Electronic cigarettes are not prohibited under the new rules but how to deal with those products is left to the discretion of local housing authorities.
The policy is intended to enhance health and safety within and around H.A. facilities.
Joan Michaelson, HHA director of administration, added that the smoking ban would help save on maintenance costs because apartments would be free of smoke stains and odors.
And, she said, it will “promote health education” and will encourage HHA residents “to work with one another” in smoke cessation classes to be offered by the HHA. “This is really all about controlling the effects of second-hand smoke,” she said.
HHA Executive Director Roy Rogers is solidly behind the new edict, although he’s not entirely unsympathetic to older folks with ingrained smoking habits.
As a former smoker himself, Rogers knows whereof he speaks.
“I was probably 15 when I started,” he said. “I was raised on a farm in central Illinois and the kids smoked cornhusks – you’d roll the husk with the silk inside it, then you’d light it up and puff on it.”
His dad had been a longtime smoker.
First time he tried it, Rogers recalled, “I got dizzy and had to lay down on the bed.”
But, because of peer pressure, he didn’t put it aside. “You know, I wanted to be part of the game,” he said.
Eventually, Rogers switched to regular tobacco cigarettes.
But after his granddaughter was born, Rogers figured he didn’t want to set a bad example for the next generation and so, after 45 years, he resolved to kick it, cold turkey.
In the beginning, he said, “it was hard – I gained a little weight.” But he’s never looked back.
For those young enough not to have picked up the habit, “I would advise them, ‘Don’t start,’ ’’ Rogers said. And for those already on the puffing path, Rogers recommended, “Do whatever you can to try and stop to avoid all the different diseases you can be exposed to in a vulnerable state.
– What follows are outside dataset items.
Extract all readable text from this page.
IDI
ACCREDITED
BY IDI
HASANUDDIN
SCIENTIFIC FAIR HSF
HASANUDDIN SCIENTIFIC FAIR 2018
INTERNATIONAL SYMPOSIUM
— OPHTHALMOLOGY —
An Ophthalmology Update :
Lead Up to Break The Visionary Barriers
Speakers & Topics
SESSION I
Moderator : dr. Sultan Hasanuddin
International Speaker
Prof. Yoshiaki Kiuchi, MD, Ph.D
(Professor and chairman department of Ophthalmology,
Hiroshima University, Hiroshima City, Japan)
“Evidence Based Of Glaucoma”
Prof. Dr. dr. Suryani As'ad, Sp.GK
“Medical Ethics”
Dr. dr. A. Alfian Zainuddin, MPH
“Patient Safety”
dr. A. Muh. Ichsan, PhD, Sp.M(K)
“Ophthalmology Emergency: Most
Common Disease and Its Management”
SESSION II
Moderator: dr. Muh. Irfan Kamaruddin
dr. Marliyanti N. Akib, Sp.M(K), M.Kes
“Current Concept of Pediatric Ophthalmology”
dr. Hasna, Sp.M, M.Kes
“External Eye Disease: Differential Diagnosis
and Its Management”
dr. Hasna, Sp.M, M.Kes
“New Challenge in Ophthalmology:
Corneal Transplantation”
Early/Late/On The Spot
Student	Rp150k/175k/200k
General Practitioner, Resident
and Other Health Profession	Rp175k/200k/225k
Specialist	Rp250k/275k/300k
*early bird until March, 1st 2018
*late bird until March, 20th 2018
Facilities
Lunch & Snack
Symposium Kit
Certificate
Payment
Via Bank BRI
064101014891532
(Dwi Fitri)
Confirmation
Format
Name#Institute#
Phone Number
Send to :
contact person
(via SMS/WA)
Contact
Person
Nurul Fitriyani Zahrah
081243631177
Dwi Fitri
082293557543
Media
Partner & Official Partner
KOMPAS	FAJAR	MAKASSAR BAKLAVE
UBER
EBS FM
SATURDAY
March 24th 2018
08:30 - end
“Instead of spending on tobacco products, you’re better off giving your money to charity.”
Rogers added: “I do have a lot of compassion for smokers in the 60-plus age category who are probably in the last house they’ll be living in and we’re saying, ‘we’re going to take that away from you,’ ’’ [for violating the smoking ban].
“I can’t imagine that we would get to that stage of eviction but it is called for under the law.”
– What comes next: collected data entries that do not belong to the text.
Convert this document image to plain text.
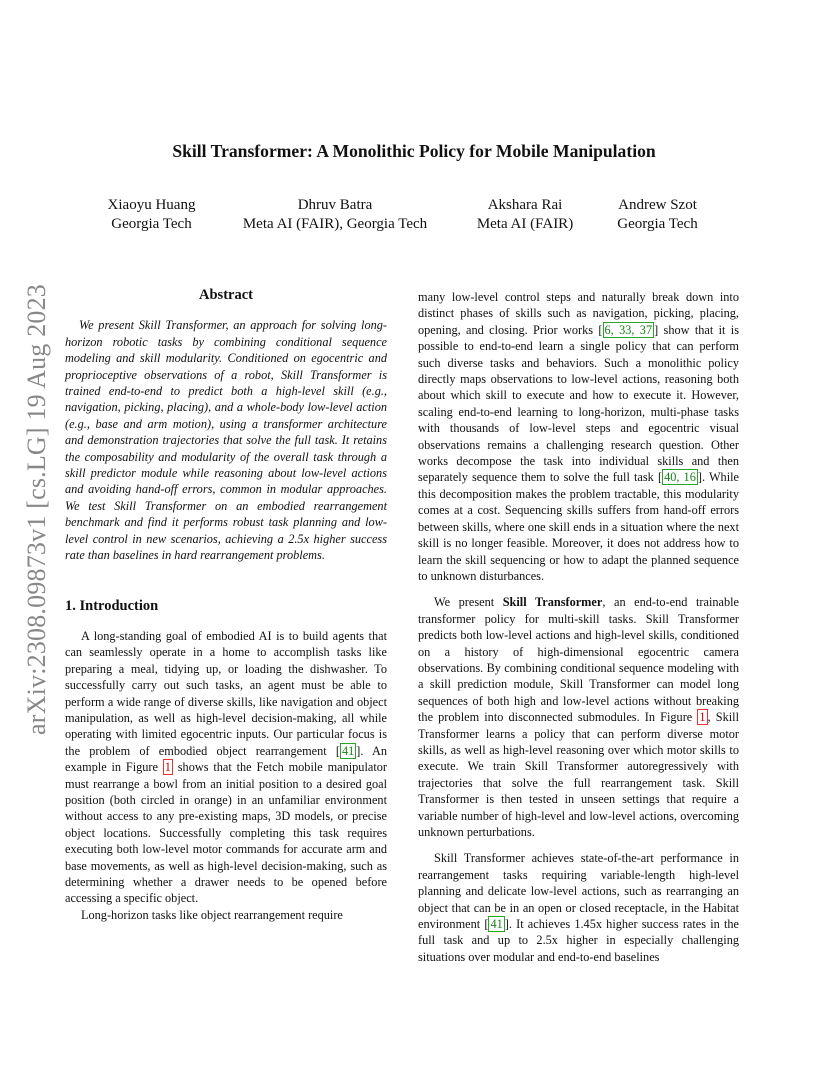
arXiv:2308.09873v1 [cs.LG] 19 Aug 2023
Skill Transformer: A Monolithic Policy for Mobile Manipulation
Xiaoyu Huang
Georgia Tech
Dhruv Batra
Meta AI (FAIR), Georgia Tech
Akshara Rai
Meta AI (FAIR)
Andrew Szot
Georgia Tech
Abstract

We present Skill Transformer, an approach for solving long-horizon robotic tasks by combining conditional sequence modeling and skill modularity. Conditioned on egocentric and proprioceptive observations of a robot, Skill Transformer is trained end-to-end to predict both a high-level skill (e.g., navigation, picking, placing), and a whole-body low-level action (e.g., base and arm motion), using a transformer architecture and demonstration trajectories that solve the full task. It retains the composability and modularity of the overall task through a skill predictor module while reasoning about low-level actions and avoiding hand-off errors, common in modular approaches. We test Skill Transformer on an embodied rearrangement benchmark and find it performs robust task planning and low-level control in new scenarios, achieving a 2.5x higher success rate than baselines in hard rearrangement problems.

1. Introduction

A long-standing goal of embodied AI is to build agents that can seamlessly operate in a home to accomplish tasks like preparing a meal, tidying up, or loading the dishwasher. To successfully carry out such tasks, an agent must be able to perform a wide range of diverse skills, like navigation and object manipulation, as well as high-level decision-making, all while operating with limited egocentric inputs. Our particular focus is the problem of embodied object rearrangement [ 41 ]. An example in Figure 1 shows that the Fetch mobile manipulator must rearrange a bowl from an initial position to a desired goal position (both circled in orange) in an unfamiliar environment without access to any pre-existing maps, 3D models, or precise object locations. Successfully completing this task requires executing both low-level motor commands for accurate arm and base movements, as well as high-level decision-making, such as determining whether a drawer needs to be opened before accessing a specific object.

Long-horizon tasks like object rearrangement require

many low-level control steps and naturally break down into distinct phases of skills such as navigation, picking, placing, opening, and closing. Prior works [ 6, 33, 37 ] show that it is possible to end-to-end learn a single policy that can perform such diverse tasks and behaviors. Such a monolithic policy directly maps observations to low-level actions, reasoning both about which skill to execute and how to execute it. However, scaling end-to-end learning to long-horizon, multi-phase tasks with thousands of low-level steps and egocentric visual observations remains a challenging research question. Other works decompose the task into individual skills and then separately sequence them to solve the full task [ 40, 16 ]. While this decomposition makes the problem tractable, this modularity comes at a cost. Sequencing skills suffers from hand-off errors between skills, where one skill ends in a situation where the next skill is no longer feasible. Moreover, it does not address how to learn the skill sequencing or how to adapt the planned sequence to unknown disturbances.

We present Skill Transformer, an end-to-end trainable transformer policy for multi-skill tasks. Skill Transformer predicts both low-level actions and high-level skills, conditioned on a history of high-dimensional egocentric camera observations. By combining conditional sequence modeling with a skill prediction module, Skill Transformer can model long sequences of both high and low-level actions without breaking the problem into disconnected submodules. In Figure 1 , Skill Transformer learns a policy that can perform diverse motor skills, as well as high-level reasoning over which motor skills to execute. We train Skill Transformer autoregressively with trajectories that solve the full rearrangement task. Skill Transformer is then tested in unseen settings that require a variable number of high-level and low-level actions, overcoming unknown perturbations.

Skill Transformer achieves state-of-the-art performance in rearrangement tasks requiring variable-length high-level planning and delicate low-level actions, such as rearranging an object that can be in an open or closed receptacle, in the Habitat environment [ 41 ]. It achieves 1.45x higher success rates in the full task and up to 2.5x higher in especially challenging situations over modular and end-to-end baselines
First step to implementing the new rules, according to Michaelson and Rogers, will be a survey of the more than 500 tenants occupying the 268 apartments spread between the two HHA sites.
“I’m going to talk to Jim Doran [HHA board chairman] about working with others in the community to come up with ideas for posters,” said Rogers, to help spread the word about the campaign.
Longtime Harrison Gardens tenant Garry Domerstad, a town DPW retiree, who was out walking his dog last Thursday, told The Observer he quit smoking Kools filtered six years ago but the new edict still rankles.
“I don’t think it’s right,” Domerstad said. “If you’re telling us we can’t smoke inside our apartment or outside, that’s a bad, bad policy.” He estimated that as many as 60% of his fellow tenants are smokers.